As a political and cultural commentator and Black Power activist, some


of Fela’s pro-human rights and anti-establishment in- and out-of-music
articulations, and his non-conformist cultural demeanor, caused him to
clash with the Nigerian governments. He described such governments as
“Uncle Tom” neocolonial agents of greed and corruption and insensitive
Gestapo-like regimes (Gegauff, D. , 1982).

‘Fela lampooned the high-handedness of police officers and soldiers in


“Alagbon Close” and “Zombie”. His disdain for the ‘foreign imported’
religions of Christianity and Islam and his belief that they served as an
opiate for the masses was reflected in “Shuffering and Shmiling”. His
uncompromising position on eschewing the colonial-derived mentality
and promoting black pride formed the backdrop to his dropping
‘Ransome’ from his surname. In its stead, he adopted the name
‘Anikulapo’ which means “he who carries death in his pouch”.He had
established his pan-African outlook via his album “Why Black Man Dey
Suffer” in 1971 but when criticising the racist regimes of Rhodesia and
South Africa in songs like “Sorrow, Tears and Blood” and “Beasts of No
Nation”, did not fail to remind his listeners of the hypocrisy and the
brutality of Nigeria’s military rulers.
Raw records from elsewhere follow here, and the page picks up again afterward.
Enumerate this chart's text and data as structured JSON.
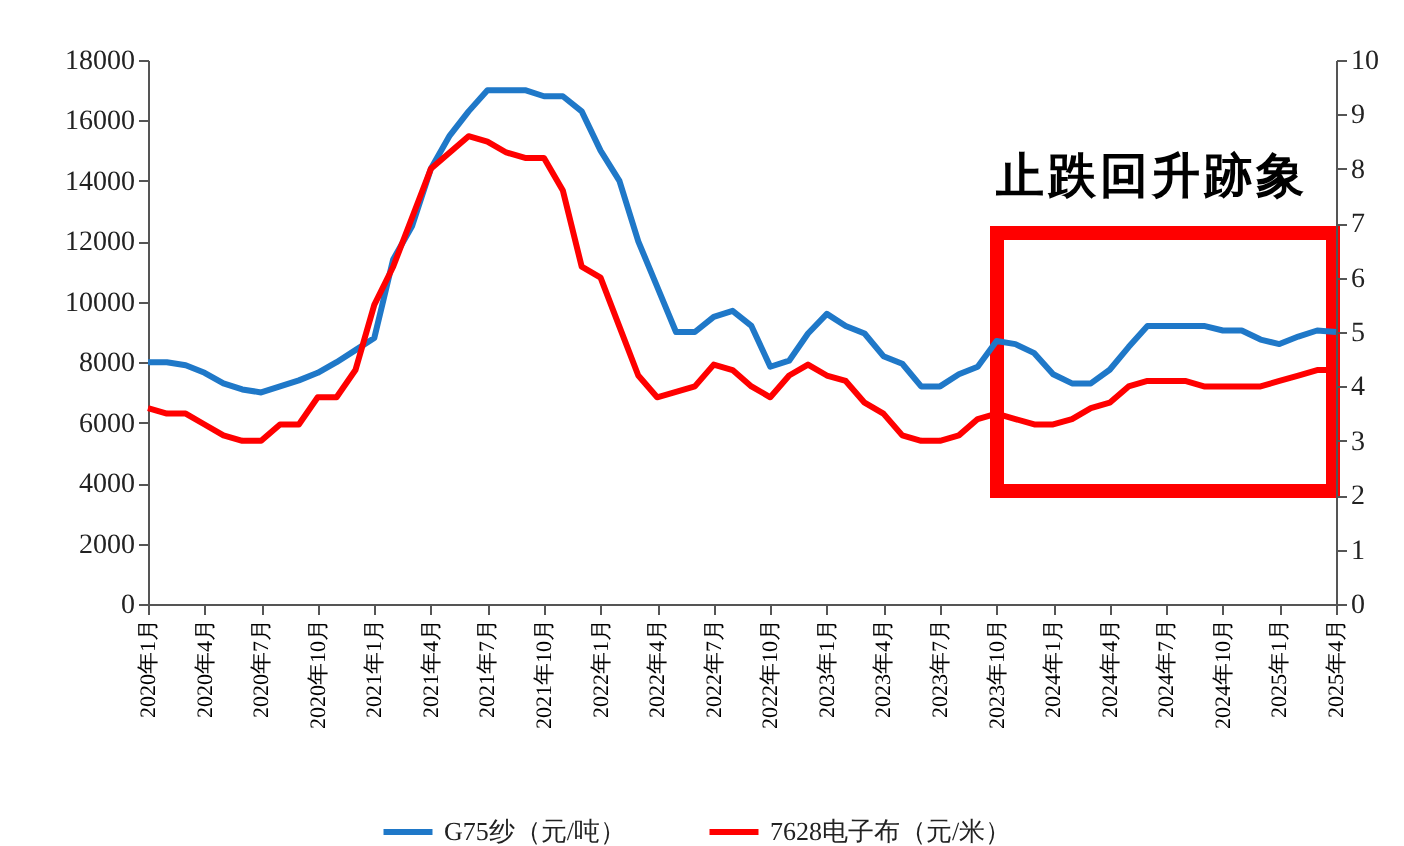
{
  "chart_data": {
    "type": "line",
    "categories": [
      "2020年1月",
      null,
      null,
      "2020年4月",
      null,
      null,
      "2020年7月",
      null,
      null,
      "2020年10月",
      null,
      null,
      "2021年1月",
      null,
      null,
      "2021年4月",
      null,
      null,
      "2021年7月",
      null,
      null,
      "2021年10月",
      null,
      null,
      "2022年1月",
      null,
      null,
      "2022年4月",
      null,
      null,
      "2022年7月",
      null,
      null,
      "2022年10月",
      null,
      null,
      "2023年1月",
      null,
      null,
      "2023年4月",
      null,
      null,
      "2023年7月",
      null,
      null,
      "2023年10月",
      null,
      null,
      "2024年1月",
      null,
      null,
      "2024年4月",
      null,
      null,
      "2024年7月",
      null,
      null,
      "2024年10月",
      null,
      null,
      "2025年1月",
      null,
      null,
      "2025年4月"
    ],
    "series": [
      {
        "name": "G75纱（元/吨）",
        "color": "#1f78c8",
        "values": [
          8000,
          8000,
          7900,
          7650,
          7300,
          7100,
          7000,
          7200,
          7400,
          7650,
          8000,
          8400,
          8800,
          11400,
          12500,
          14400,
          15500,
          16300,
          17000,
          17000,
          17000,
          16800,
          16800,
          16300,
          15000,
          14000,
          12000,
          10500,
          9000,
          9000,
          9500,
          9700,
          9200,
          7850,
          8050,
          8950,
          9600,
          9200,
          8950,
          8200,
          7950,
          7200,
          7200,
          7600,
          7850,
          8700,
          8600,
          8300,
          7600,
          7300,
          7300,
          7750,
          8500,
          9200,
          9200,
          9200,
          9200,
          9050,
          9050,
          8750,
          8600,
          8850,
          9050,
          9000
        ]
      },
      {
        "name": "7628电子布（元/米）",
        "color": "#ff0000",
        "axis": "y2",
        "values": [
          3.6,
          3.5,
          3.5,
          3.3,
          3.1,
          3.0,
          3.0,
          3.3,
          3.3,
          3.8,
          3.8,
          4.3,
          5.5,
          6.2,
          7.1,
          8.0,
          8.3,
          8.6,
          8.5,
          8.3,
          8.2,
          8.2,
          7.6,
          6.2,
          6.0,
          5.1,
          4.2,
          3.8,
          3.9,
          4.0,
          4.4,
          4.3,
          4.0,
          3.8,
          4.2,
          4.4,
          4.2,
          4.1,
          3.7,
          3.5,
          3.1,
          3.0,
          3.0,
          3.1,
          3.4,
          3.5,
          3.4,
          3.3,
          3.3,
          3.4,
          3.6,
          3.7,
          4.0,
          4.1,
          4.1,
          4.1,
          4.0,
          4.0,
          4.0,
          4.0,
          4.1,
          4.2,
          4.3,
          4.3
        ]
      }
    ],
    "ylim": [
      0,
      18000
    ],
    "yticks": [
      0,
      2000,
      4000,
      6000,
      8000,
      10000,
      12000,
      14000,
      16000,
      18000
    ],
    "y2lim": [
      0,
      10
    ],
    "y2ticks": [
      0,
      1,
      2,
      3,
      4,
      5,
      6,
      7,
      8,
      9,
      10
    ],
    "legend": "bottom",
    "annotations": [
      "止跌回升跡象"
    ]
  }
}
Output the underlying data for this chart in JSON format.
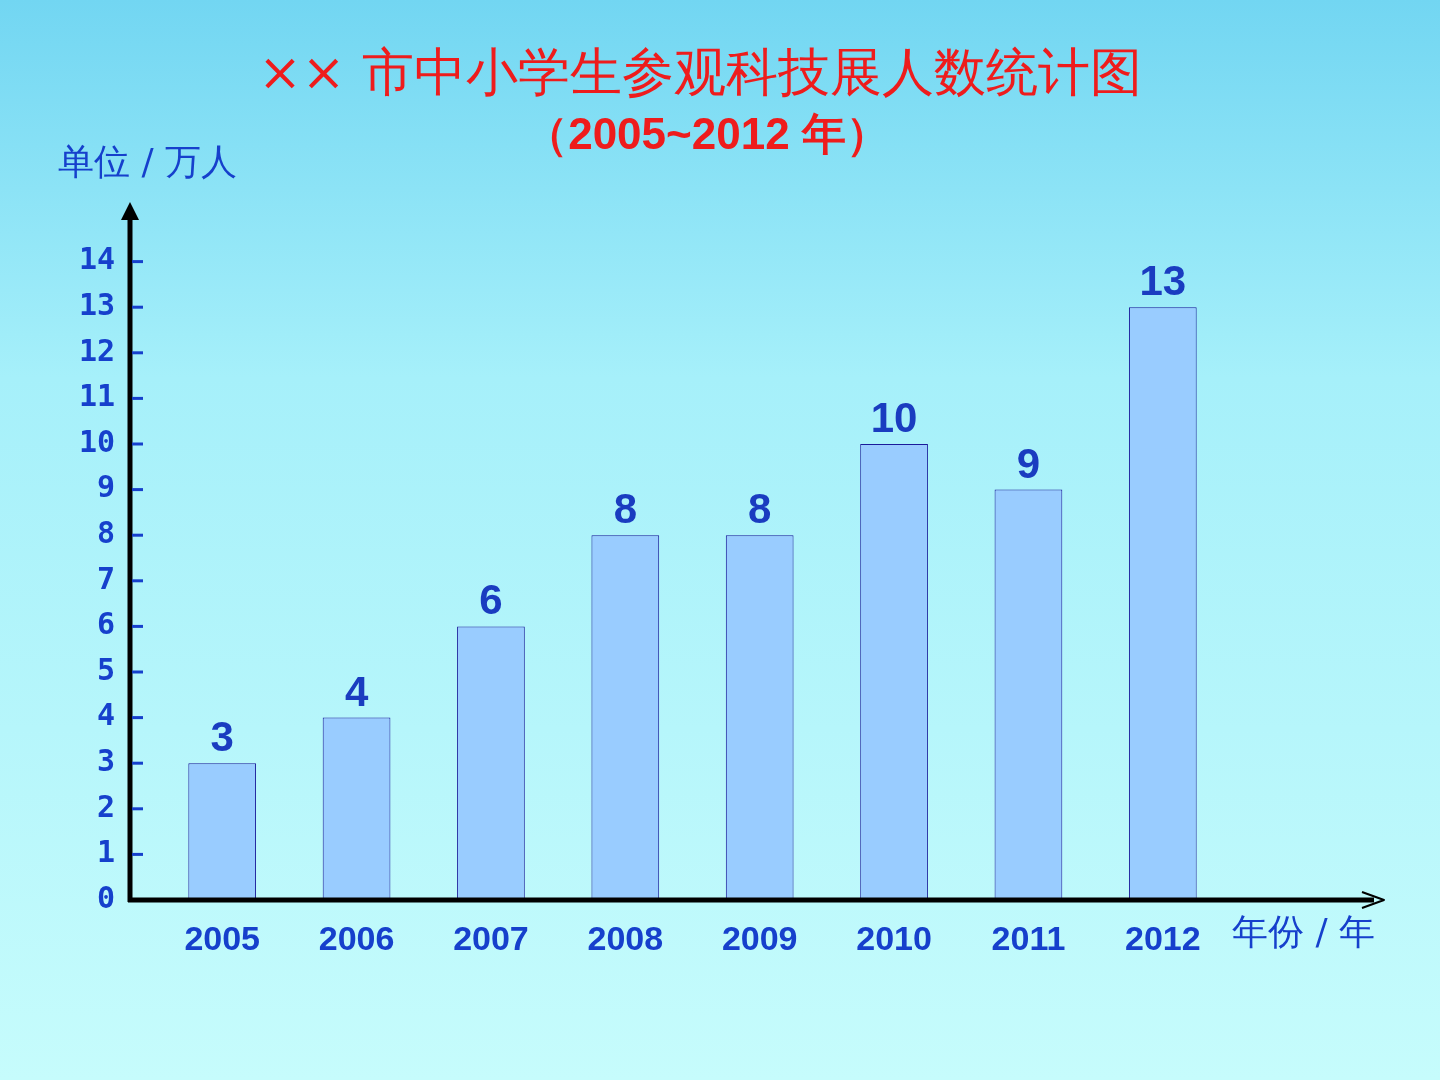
{
  "chart_data": {
    "type": "bar",
    "title": "×× 市中小学生参观科技展人数统计图",
    "subtitle": "（2005~2012 年）",
    "xlabel": "年份 / 年",
    "ylabel": "单位 / 万人",
    "categories": [
      "2005",
      "2006",
      "2007",
      "2008",
      "2009",
      "2010",
      "2011",
      "2012"
    ],
    "values": [
      3,
      4,
      6,
      8,
      8,
      10,
      9,
      13
    ],
    "color": "#99ccff",
    "ylim": [
      0,
      15
    ],
    "yticks": [
      0,
      1,
      2,
      3,
      4,
      5,
      6,
      7,
      8,
      9,
      10,
      11,
      12,
      13,
      14
    ],
    "data_labels": true
  }
}
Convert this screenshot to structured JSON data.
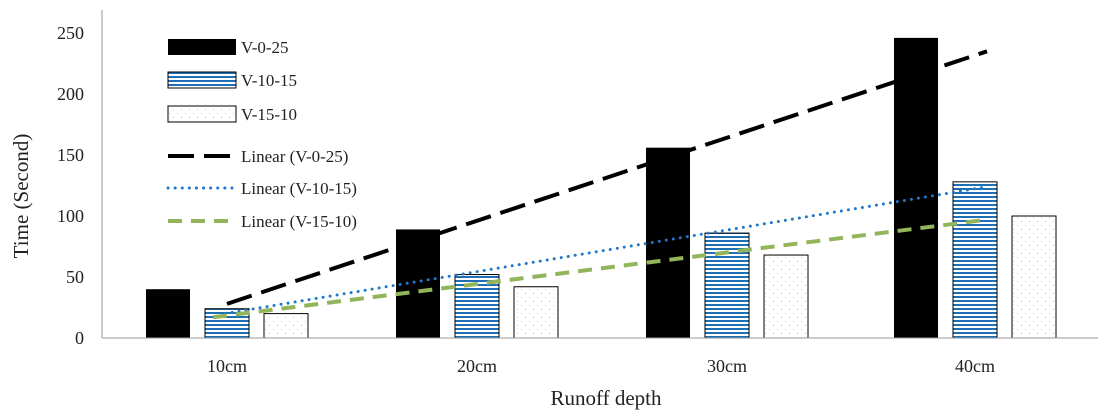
{
  "chart_data": {
    "type": "bar",
    "title": "",
    "xlabel": "Runoff depth",
    "ylabel": "Time (Second)",
    "ylim": [
      0,
      250
    ],
    "yticks": [
      0,
      50,
      100,
      150,
      200,
      250
    ],
    "grid": false,
    "legend_position": "top-left",
    "categories": [
      "10cm",
      "20cm",
      "30cm",
      "40cm"
    ],
    "series": [
      {
        "name": "V-0-25",
        "values": [
          40,
          89,
          156,
          246
        ],
        "color": "#000000",
        "pattern": "solid"
      },
      {
        "name": "V-10-15",
        "values": [
          24,
          52,
          86,
          128
        ],
        "color": "#1f6fb4",
        "pattern": "horizontal-stripes"
      },
      {
        "name": "V-15-10",
        "values": [
          20,
          42,
          68,
          100
        ],
        "color": "#ffffff",
        "pattern": "light-dots"
      }
    ],
    "trendlines": [
      {
        "name": "Linear (V-0-25)",
        "type": "linear",
        "series": "V-0-25",
        "start": 28,
        "end": 235,
        "color": "#000000",
        "dash": "long-dash"
      },
      {
        "name": "Linear (V-10-15)",
        "type": "linear",
        "series": "V-10-15",
        "start": 20,
        "end": 124,
        "color": "#1f78c8",
        "dash": "dotted"
      },
      {
        "name": "Linear (V-15-10)",
        "type": "linear",
        "series": "V-15-10",
        "start": 17,
        "end": 97,
        "color": "#92b55a",
        "dash": "dashed"
      }
    ]
  }
}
He sang against imperialism and
neocolonialism while pointing out that he felt certain of Nigeria’s elite
such as the wealthy businessman, Moshood Abiola were agents of the
Central Intelligence Agency. Corruption and the inhumanity of Nigeria’s
elites were a consistent topic for Fela in his recordings, his stage banter at
his popular club ‘The Shrine’ and in his frequent utterances to the press.
When Nigeria hosted the Second World Black and African Festival of
Arts and Culture in 1977, he refused to perform at the gathering in protest
at the corruption surrounding the event.
The bringing together of artistic talent from Africa and the African
Diaspora had appealed to the Pan-Africanist sentiments of Fela who as a
young boy had been introduced to its greatest champion, Ghana’s Kwame
Nkrumah, by his mother. He felt that the gathering could be used to
“redirect the thinking of the common man”. Fela would pay a heavy price
for his harangues. Less than a week after the end of the festival, the army
surrounded his commune, known as the Kalakuta Republic, before
storming it. Its inhabitants, not least Fela were beaten and the female
members of his entourage sexually violated. Fela’s mother who resided at
the residence was thrown from a first floor window and although initially
surviving the attack died a few months later from injuries that she
sustained.

It was a dark period for Fela. He spent 27 days in jail and suffered
different bone fractures. He was put on trial and an official inquiry
whitewashed the invasion and destruction of his compound concluding
that the damage to his property had been perpetrated by “an exasperated
and unknown soldier”.’(Makinde A. 2017).